Bob Sparrow gets out of the train and smells the trapped air of the station. Above his head, glaziers are painstakingly repairing ancient structures. Bob only glances at this work and hurries to the underground. Stepping up into sunlight again at Earls Court, he finds himself moving with a crowd towards the exhibition centre. This crowd annoys him. The eager people. He’d expected to be part of a chequebook élite. ‘Vision,’ John Sparrow is fond of saying, ‘needs space.’
His orders placed (orders for machinery John Sparrow will not see), Bob moves to Stand 56. The small, single-engined white plane sits on an area of plastic grass. Bob is invited by the salesmen to inspect the housing where the spray chemicals in their cylinders are clamped. The dummy cylinders are white like the plane.
He climbs, then, into the cockpit. (‘Doddle to fly, Sir, these, Sir.’) From the pilot’s seat he feels tall at last above the milling crowds. Only the instrument panel dismays him. How many man hours lie between this moment and his vision of his airstrip? ‘Easy, eh?’ says the salesman, grinning above his white shirt. Teach me, Bob wants to say. ‘Land in a field with these. Land anywhere, near enough,’ says the salesman. And Bob nods and thinks of his mother alone and going in little circles with her mower and turning her flat face and waving up. ‘Next year,’ he says. ‘I’ll be in a position then.’
So he moves out into the hurry of five o’clock and is caught by another tide of people going from offices to trains and buses. Though he half intends staying in the herd that pushes along t
owards the underground station, he drops out of it and goes into a pub where he orders a pint and a pie. He takes these to a leather bench and feels, as he sits, a deep weariness with the day. Though he thinks he will telephone the bungalow, he knows he won’t go home tonight.
He talks to no one. He goes once to the payphone. The payphone is broken. He orders more beer. In the bungalow, Mary will be plugging in the carver, measuring water for the soup granules. ‘Will the lad be home?’ John Sparrow will ask.

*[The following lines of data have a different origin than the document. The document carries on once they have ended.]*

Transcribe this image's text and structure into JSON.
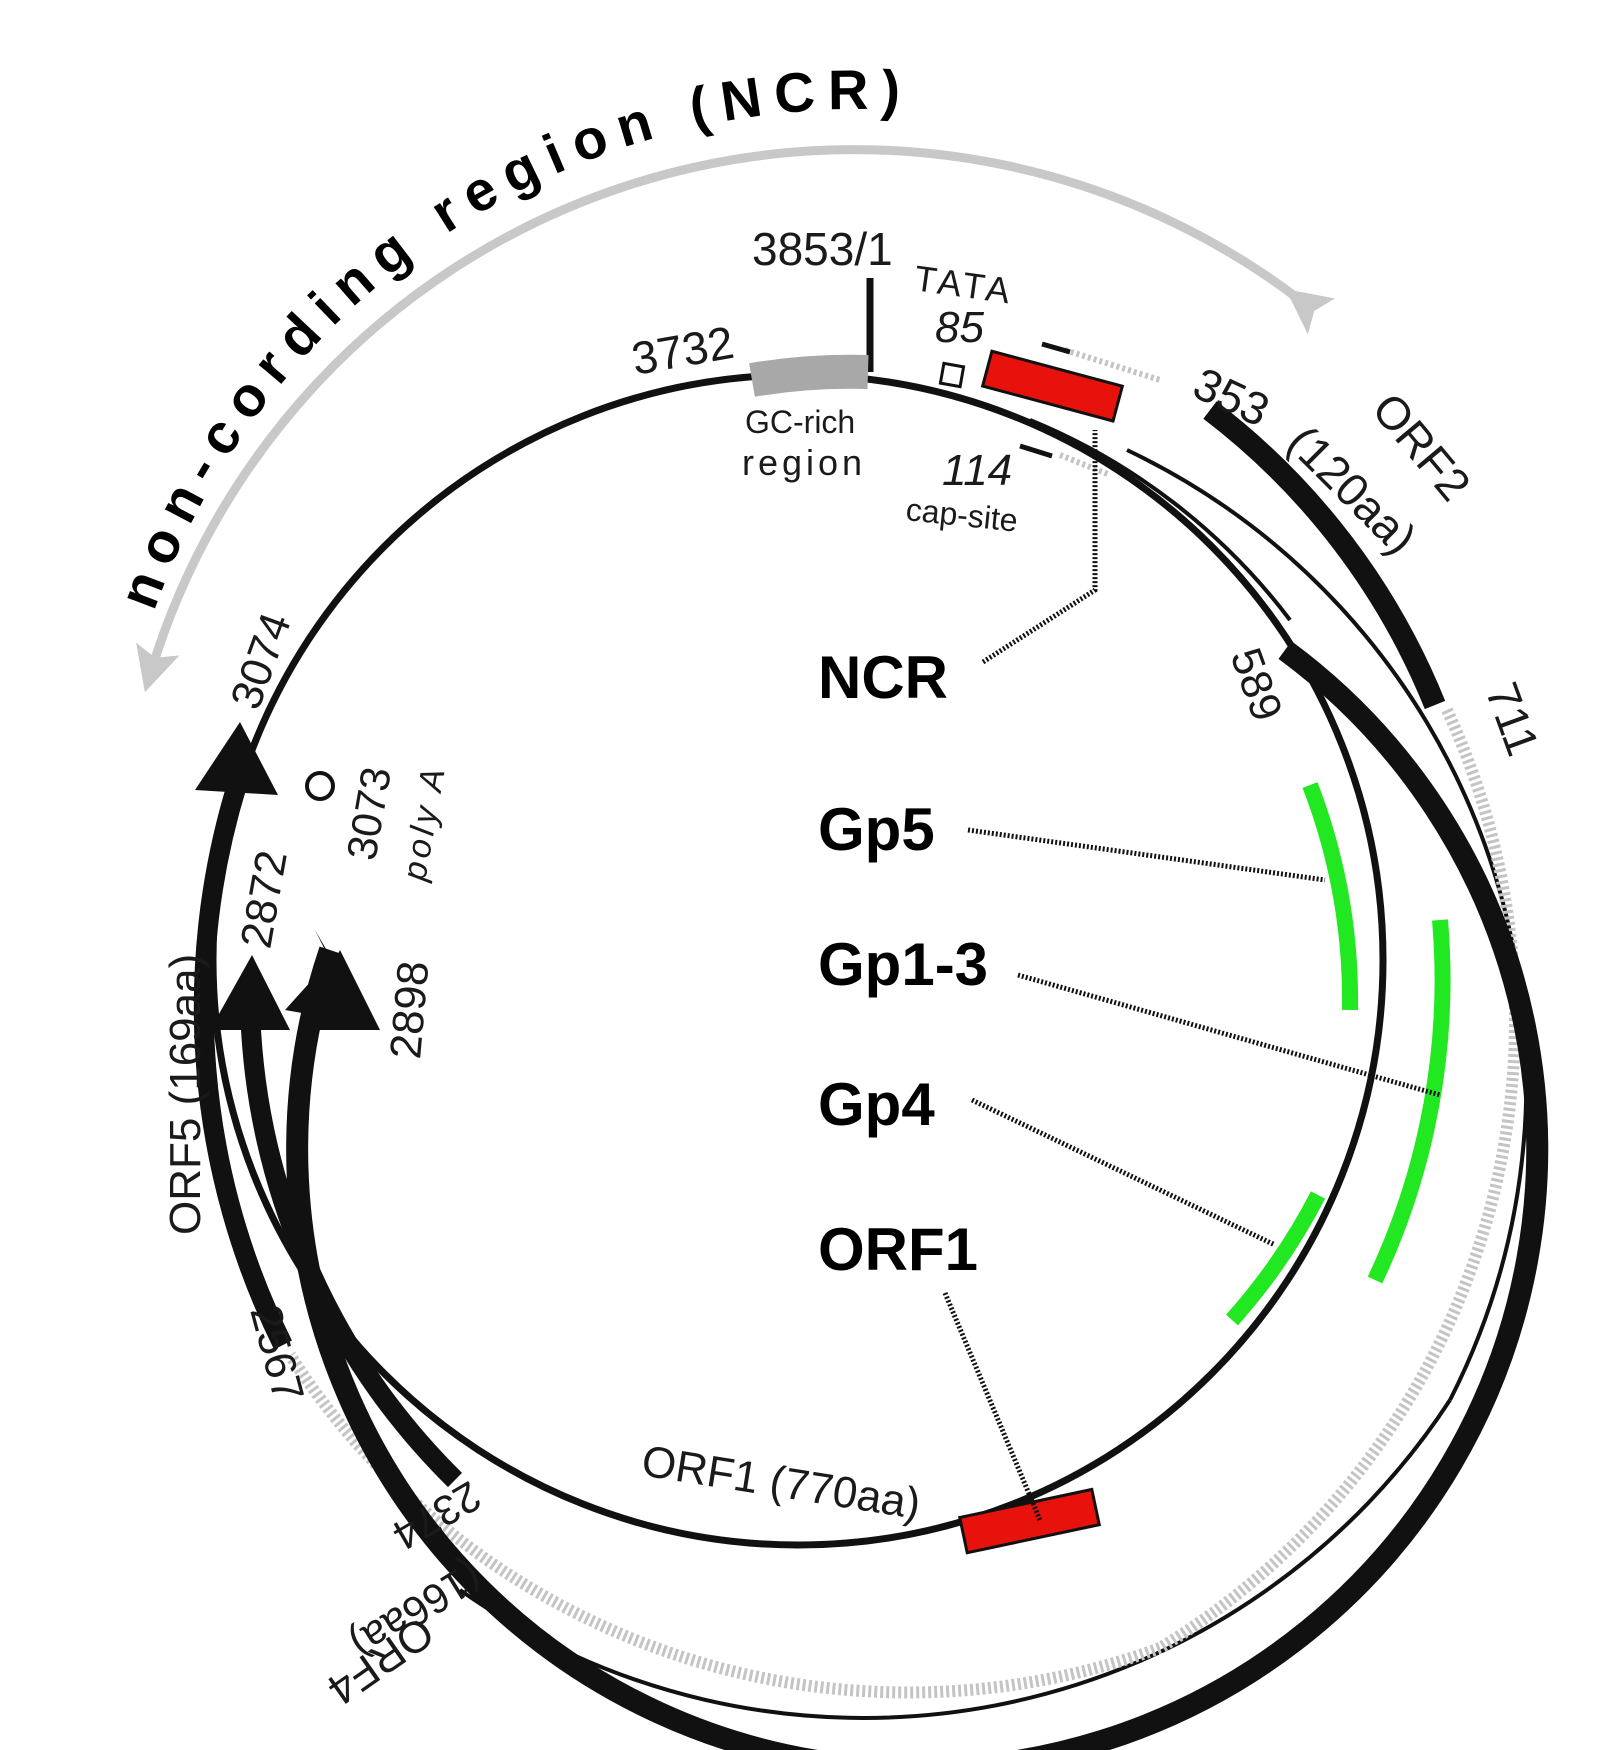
{
  "title_arc": "non-cording region (NCR)",
  "positions": {
    "origin": "3853/1",
    "gc_start": "3732",
    "tata_pos": "85",
    "cap_pos": "114",
    "orf2_start": "353",
    "orf2_end": "711",
    "orf1_start": "589",
    "orf5_end": "3074",
    "polya_pos": "3073",
    "orf4_end": "2872",
    "orf1_end": "2898",
    "orf5_start": "2567",
    "orf4_start": "2374"
  },
  "features": {
    "tata": "TATA",
    "cap_site": "cap-site",
    "gc_line1": "GC-rich",
    "gc_line2": "region",
    "polya": "poly A",
    "orf2": "ORF2",
    "orf2_len": "(120aa)",
    "orf1": "ORF1 (770aa)",
    "orf5": "ORF5 (169aa)",
    "orf4": "ORF4",
    "orf4_len": "(166aa)"
  },
  "legend": [
    "NCR",
    "Gp5",
    "Gp1-3",
    "Gp4",
    "ORF1"
  ],
  "colors": {
    "genome": "#111111",
    "ncr_arrow": "#c8c8c8",
    "probe_red": "#e8120c",
    "probe_green": "#22e822",
    "gc_region": "#a8a8a8",
    "untranslated": "#c4c4c4"
  }
}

Beer is sad stuff when John Sparrow is dying.
Bob goes back to the bar and orders whisky. The barman is Irish. ‘Storm comin’,’ he announces. Bob nods and pays and goes back to his corner. And within a very few minutes, the sun at his back on the thick pub window goes and he hears thunder.
Not wanting to be trapped by the rain, remembering Mary sitting on her own with the telly while John snores and snarls his way into his invalid’s sleep, he swallows the whisky, puts on his jacket and goes out into the street. Lights are on in Turkish take-aways, in pizza parlours: night starting in a foreign place. The huge storm moves in from the west, low over the airport.

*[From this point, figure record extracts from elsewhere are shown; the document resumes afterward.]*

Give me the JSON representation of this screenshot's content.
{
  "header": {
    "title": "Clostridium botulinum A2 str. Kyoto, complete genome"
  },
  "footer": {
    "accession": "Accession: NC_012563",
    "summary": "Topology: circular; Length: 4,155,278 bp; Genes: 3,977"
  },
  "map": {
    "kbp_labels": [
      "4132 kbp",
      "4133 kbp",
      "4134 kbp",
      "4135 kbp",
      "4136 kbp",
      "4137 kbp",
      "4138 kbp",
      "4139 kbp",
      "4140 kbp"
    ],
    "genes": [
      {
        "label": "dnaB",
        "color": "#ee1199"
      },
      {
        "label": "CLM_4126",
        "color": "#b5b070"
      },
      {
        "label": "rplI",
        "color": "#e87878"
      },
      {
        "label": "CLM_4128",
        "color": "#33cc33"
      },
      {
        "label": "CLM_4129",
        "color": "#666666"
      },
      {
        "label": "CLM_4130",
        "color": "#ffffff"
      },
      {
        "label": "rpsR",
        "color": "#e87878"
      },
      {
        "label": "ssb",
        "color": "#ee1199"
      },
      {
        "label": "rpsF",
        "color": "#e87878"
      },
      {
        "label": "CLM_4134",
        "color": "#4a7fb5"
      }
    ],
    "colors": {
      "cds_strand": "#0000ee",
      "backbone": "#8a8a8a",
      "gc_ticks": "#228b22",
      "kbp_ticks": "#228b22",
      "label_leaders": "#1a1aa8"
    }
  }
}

Bob Sparrow hurries. The place he chooses has no hotel sign, only a hand-inked card, VACANCIES. The woman who opens the door is fifty and thick-waisted and she holds a small dog in her arms.
‘We used,’ she says as she walks up the stairs, ‘to breed champions.’
‘Champion dogs?’ Bob asks.
‘In this house,’ she says, ‘we used to exhibit.’
The room she shows him is carpeted and large and painted amber. ‘There’s this one,’ says the woman, her stubby hand on the metal door handle, ‘or if you find the tanks disturbing, there’s another one I let out at the back, but smaller.’